He partly absolved Jordan Archer of blame after the debutant keeper – one of seven new players blooded by McLeish, including Hibs pair Lewis Stevenson and Dylan McGeouch – looked suspect at both goals.
The 25-year-old Millwall player collided with skipper Charlie Mulgrew en route to Peru gaining the penalty that saw them take the lead after 37 minutes through Christian Cueva. Jefferson Farfan’s goal shortly after half-time also looked to go through Archer but defenders were also culpable in the run-up to the strike from near the edge of the six-yard box.
“Peru are at at better level than us, we have to be honest on that,” said McLeish. “But I don’t think that’s a secret and I believe that the Peruvian team and management felt they could beat Scotland easily. Maybe we have to do other things to try to get some kind of result but overall the organisation of the team was good, the players concentrated.
“Some players haven’t played at this level before but I do see a very good level in the Peru team. They have improved from the beginning of the coach’s time.
“I think our goalkeeper felt that maybe he could have stayed at the first goal but I wouldn’t blame him for the second goal, it was a point-blank shot from Farfan, very close to the goal,” McLeish added. “Maybe our defenders could have done better.
“We believe the first goal was a big setback. We do have a lot of new players tonight. A lot of players came in from the Scottish league, which is not recognised as a good league. But I was very proud of them tonight.”
Seven of the starting XI were Scottish based players. McLeish also praised the contribution of Manchester United’s Scott McTominay. The 21-year-old earned his second Scotland cap in the centre of midfield and looked one of the few able to hold their own against the classy Peruvians.
“McTominay of Manchester United is still a young boy, he doesn’t have all the answers, but he is learning very quickly and he has had a meteoric rise this season into the Manchester United team and into international football,” said McLeish. “He will learn with every day he plays football. He will learn and I’m sure he will become better.
“If I had Jefferson Farfan in my team then maybe we would be a bit different. It’s about having types of player.
“In South America there is only one way of playing and in most of the European countries there is only one way of playing, they bring up their kids to play football on the ground.
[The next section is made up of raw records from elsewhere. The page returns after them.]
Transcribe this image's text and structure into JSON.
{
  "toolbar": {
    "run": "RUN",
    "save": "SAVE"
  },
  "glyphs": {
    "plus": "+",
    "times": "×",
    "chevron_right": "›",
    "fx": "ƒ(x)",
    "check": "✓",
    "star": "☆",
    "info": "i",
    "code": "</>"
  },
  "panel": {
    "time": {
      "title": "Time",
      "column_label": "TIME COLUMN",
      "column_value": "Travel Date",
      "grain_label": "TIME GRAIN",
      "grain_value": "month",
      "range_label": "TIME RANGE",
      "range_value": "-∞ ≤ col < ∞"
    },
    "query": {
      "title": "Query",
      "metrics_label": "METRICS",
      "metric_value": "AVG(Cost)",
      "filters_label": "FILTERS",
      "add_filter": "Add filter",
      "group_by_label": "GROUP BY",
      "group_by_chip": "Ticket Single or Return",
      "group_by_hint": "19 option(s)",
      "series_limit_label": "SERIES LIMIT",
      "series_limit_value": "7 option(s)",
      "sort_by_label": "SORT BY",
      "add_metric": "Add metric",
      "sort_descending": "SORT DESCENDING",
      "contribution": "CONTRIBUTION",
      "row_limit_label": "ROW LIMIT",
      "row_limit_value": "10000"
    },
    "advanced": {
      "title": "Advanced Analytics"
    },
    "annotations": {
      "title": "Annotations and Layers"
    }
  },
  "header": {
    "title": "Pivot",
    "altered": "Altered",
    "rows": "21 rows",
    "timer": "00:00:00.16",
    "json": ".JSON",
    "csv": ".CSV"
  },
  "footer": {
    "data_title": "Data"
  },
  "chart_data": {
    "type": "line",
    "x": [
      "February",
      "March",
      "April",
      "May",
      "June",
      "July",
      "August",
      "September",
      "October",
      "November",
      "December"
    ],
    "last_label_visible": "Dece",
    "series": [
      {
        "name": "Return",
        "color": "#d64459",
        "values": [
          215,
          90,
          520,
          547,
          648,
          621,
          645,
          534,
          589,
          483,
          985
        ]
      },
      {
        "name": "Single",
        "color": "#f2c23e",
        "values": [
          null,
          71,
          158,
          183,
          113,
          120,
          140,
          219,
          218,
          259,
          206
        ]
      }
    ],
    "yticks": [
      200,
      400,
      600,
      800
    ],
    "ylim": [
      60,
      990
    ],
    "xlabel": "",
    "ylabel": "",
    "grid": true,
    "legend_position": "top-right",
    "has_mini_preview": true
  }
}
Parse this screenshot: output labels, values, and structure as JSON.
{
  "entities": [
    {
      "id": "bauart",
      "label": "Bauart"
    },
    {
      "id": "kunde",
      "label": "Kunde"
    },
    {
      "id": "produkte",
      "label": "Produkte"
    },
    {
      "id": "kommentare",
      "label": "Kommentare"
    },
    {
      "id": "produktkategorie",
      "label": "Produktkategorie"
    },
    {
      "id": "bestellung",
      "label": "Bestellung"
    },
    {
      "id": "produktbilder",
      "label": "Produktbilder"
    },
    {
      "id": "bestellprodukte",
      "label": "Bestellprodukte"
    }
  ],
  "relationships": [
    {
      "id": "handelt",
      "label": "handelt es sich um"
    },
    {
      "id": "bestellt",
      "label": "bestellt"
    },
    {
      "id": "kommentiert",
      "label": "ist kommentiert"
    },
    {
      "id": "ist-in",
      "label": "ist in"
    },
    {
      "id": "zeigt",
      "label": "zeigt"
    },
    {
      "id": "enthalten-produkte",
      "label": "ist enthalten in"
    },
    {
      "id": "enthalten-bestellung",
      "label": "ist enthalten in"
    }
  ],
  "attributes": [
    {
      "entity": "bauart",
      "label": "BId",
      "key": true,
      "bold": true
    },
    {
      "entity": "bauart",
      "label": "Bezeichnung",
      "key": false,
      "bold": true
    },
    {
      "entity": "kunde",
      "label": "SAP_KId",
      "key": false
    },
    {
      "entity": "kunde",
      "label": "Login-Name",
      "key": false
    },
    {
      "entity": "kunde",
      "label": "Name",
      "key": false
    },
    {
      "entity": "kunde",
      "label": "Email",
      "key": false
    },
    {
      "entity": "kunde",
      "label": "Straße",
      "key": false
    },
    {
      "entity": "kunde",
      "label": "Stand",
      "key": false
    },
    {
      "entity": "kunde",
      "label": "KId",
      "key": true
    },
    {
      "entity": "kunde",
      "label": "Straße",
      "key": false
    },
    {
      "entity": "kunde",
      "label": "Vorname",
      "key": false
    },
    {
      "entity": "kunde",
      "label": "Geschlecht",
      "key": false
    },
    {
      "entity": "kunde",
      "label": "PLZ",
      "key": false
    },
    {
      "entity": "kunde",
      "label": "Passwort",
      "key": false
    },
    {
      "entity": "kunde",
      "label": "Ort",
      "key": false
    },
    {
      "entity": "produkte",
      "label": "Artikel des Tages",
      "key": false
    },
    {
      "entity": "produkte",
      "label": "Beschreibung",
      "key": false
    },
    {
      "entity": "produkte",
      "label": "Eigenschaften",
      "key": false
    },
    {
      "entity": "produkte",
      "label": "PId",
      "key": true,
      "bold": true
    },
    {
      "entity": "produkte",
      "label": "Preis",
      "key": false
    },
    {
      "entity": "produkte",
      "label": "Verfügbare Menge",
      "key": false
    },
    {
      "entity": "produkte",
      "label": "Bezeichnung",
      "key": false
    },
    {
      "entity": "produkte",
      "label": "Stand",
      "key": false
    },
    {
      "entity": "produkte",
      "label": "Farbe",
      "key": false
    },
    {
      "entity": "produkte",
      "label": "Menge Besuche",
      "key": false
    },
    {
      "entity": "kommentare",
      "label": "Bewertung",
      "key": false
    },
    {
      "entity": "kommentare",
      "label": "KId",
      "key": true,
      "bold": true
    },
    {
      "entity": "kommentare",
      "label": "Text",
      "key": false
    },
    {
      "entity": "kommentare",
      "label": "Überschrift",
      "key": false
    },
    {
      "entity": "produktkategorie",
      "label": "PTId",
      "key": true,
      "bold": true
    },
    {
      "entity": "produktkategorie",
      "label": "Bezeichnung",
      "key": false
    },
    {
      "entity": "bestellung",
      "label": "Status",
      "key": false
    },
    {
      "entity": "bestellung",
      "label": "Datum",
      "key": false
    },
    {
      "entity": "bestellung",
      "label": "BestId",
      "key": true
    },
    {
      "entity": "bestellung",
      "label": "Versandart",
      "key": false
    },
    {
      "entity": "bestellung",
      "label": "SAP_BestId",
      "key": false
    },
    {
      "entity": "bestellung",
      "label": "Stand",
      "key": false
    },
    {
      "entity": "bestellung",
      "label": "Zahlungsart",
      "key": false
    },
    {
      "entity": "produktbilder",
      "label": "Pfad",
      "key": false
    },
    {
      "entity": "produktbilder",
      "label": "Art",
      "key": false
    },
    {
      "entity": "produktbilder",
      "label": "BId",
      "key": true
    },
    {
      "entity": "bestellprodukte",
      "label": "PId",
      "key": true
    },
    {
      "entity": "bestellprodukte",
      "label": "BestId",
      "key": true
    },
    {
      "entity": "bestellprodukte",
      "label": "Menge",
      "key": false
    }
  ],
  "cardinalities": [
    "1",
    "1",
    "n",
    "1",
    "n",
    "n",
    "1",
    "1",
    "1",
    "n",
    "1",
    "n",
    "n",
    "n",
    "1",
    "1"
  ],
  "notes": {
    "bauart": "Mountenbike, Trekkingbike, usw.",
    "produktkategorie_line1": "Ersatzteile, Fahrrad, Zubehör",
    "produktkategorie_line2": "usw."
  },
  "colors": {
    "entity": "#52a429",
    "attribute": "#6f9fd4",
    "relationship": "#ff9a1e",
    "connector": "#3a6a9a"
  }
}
The British game has a reputation for playing higher balls sometimes. At the moment we are where we are in the Scottish national team.
“We have some players growing and some new players coming in to the team and it takes time. Patience has to be the key. We have games now against Mexico in Mexico City and also we have friendlies before we play in the Euros. I would like to think we will be in a much stronger situation when that comes around.”